Reversible inhibition of photosynthesis is one of the mechanisms of plant adaptation to the action of many stress factors [1], and the degree of photoinhibition depends on the balance between photodamage and the PSII recovery mechanism [2]. However, the mechanisms of inhibition of photosystems and their recovery in various stressful situations, in particular, during a short-term increase in temperature, have not been adequately studied. It is believed that the remaining activity of the photosynthetic apparatus (PSA), reduced as a result of heat stress, depends on the intensity and quality of light, which are one of the determining factors [35]. Meanwhile, the mechanisms of the action of short-term heat stress on photosynthesis and the ways of recovery of photosynthetic function after thermal inactivation are poorly understood. One such stress-protective mechanism of PSA against heating and photoinhibition may be the reversible aggregation of chlorophyll-protein complexes (CPC) of photosystems as well as denaturation of CPC [6]. Another defense mechanism is the redistribution of excitation energy between the photosystems: the LHC II from the area where this photosystem is localized can move to the area where PSI is localized, due to which the energy absorbed by the LHC II enters mainly PSI, which is more resistant to stress, in particular to heat [7], than PSII [8]. Low molecular weight compounds, such as proline, glycine betaine, and choline-containing compounds, may also be important in increasing resistance to heat stress [9, 10].

At the same time, a simultaneous study into the dynamics of changes in the photochemical activity of leaf chloroplasts and structural changes in the CPC of thylakoid membranes has not been previously performed. The study of these dynamics could help to identify a relationship between photochemical changes in chloroplasts and structural changes in the CPC of photosystems.

The goal of the study was to investigate the effect of short-term heat stress at 42°C (20 min) on the dynamics of the light-dependent recovery of the photochemical activity of PSII, coupled with the restoration of the electrophoretic mobility of CPC. We assumed that the reversible structural and functional changes in the CPC of photosystems are a protective mechanism for the dissipation of excess excitation energy due to inhibition of the CO2 assimilation system and/or the oxygen-evolving complex (OEC) of PSII during thermal inactivation.

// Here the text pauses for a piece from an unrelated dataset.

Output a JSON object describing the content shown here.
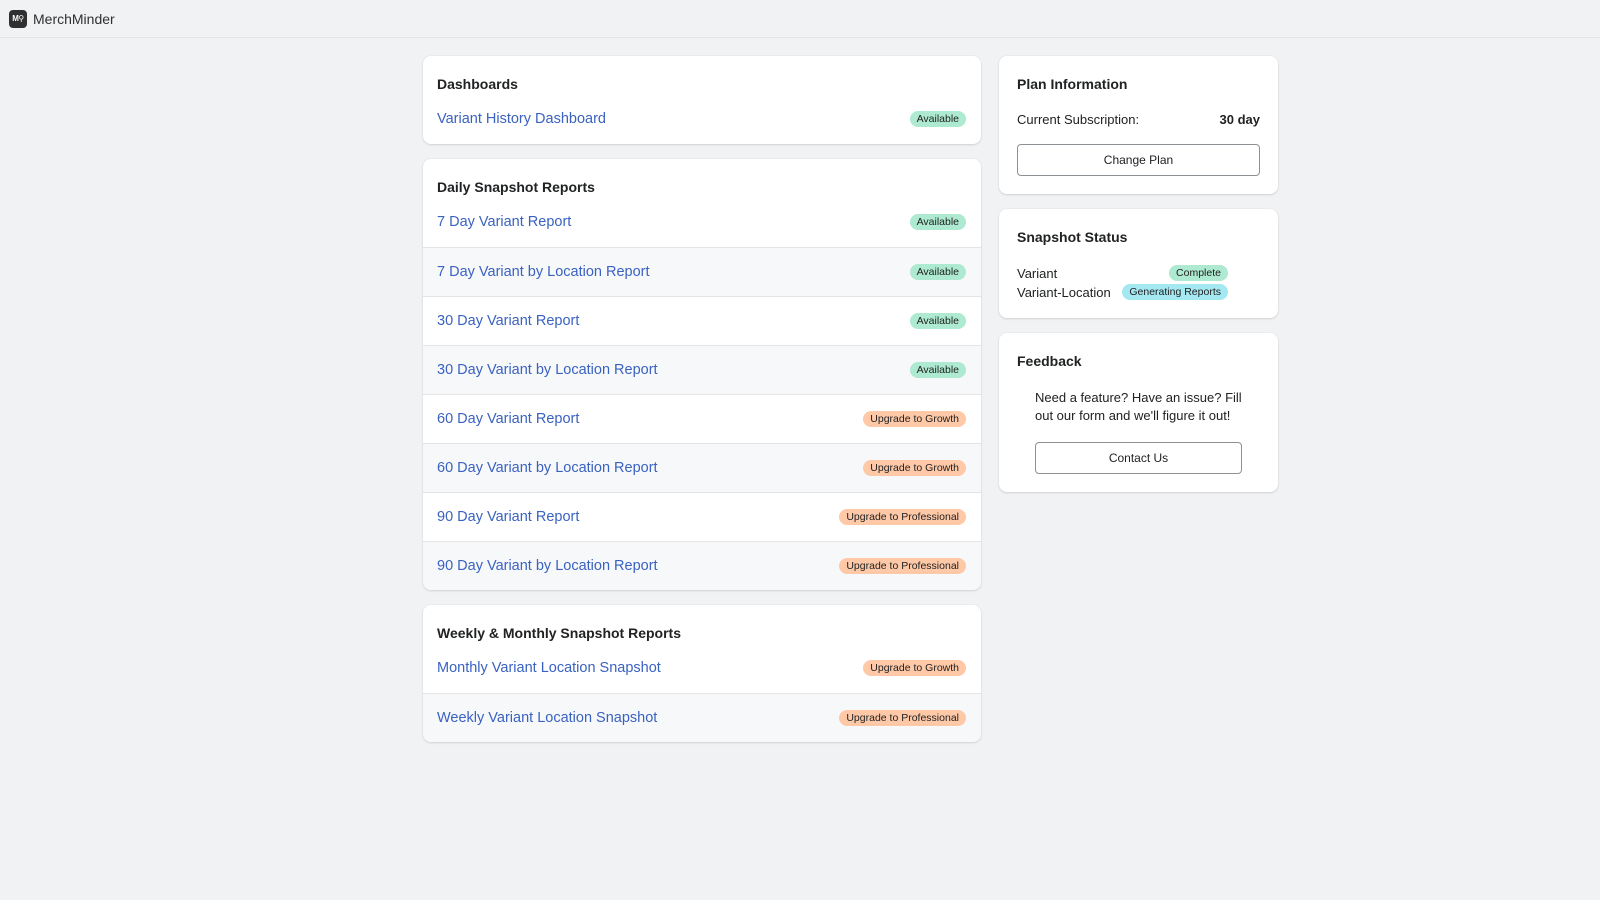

In the experiments, we used 11-day-old seedlings of winter wheat (Triticum aestivum L.) variety Moskovskaya 35. The plants were grown on sand with the addition of Knop’s nutrient solution at a light intensity I = 150 μmol PAR quanta/(m2 s) obtained from DRLF400 lamps with a photoperiod of 16 h, at a temperature of 22°C. Plants of the same size were selected for the experiments and the seedlings were placed in an MLW U2 water thermostat (VEB MLW PRUFGERATE WERK MEDINGEN, DDR) at 42°C (20 min), completely immersing the seedlings in water. The seedlings were then placed in Knop’s nutrient solution and kept under the same conditions as before heating but at different light intensities (weak at 60 μE/(m2 s), moderate at 300 μE/(m2 s), strong at 800 μE/(m2 s)) at 22°C. During recovery, we used three illumination options using white, red, and blue LEDs (TH NEON, Russia), the characteristics of which were verified using an S100 wide-range spectrometer (Solar Laser Systems, Belarus). The maxima of the emission bands of blue LEDs are 463 nm, red blue LEDs are 656 nm, and the half-width of the bands is approximately 20 nm. In a number of experiments, chloramphenicol was added to the nutrient mixture at a final concentration of 0.001 M.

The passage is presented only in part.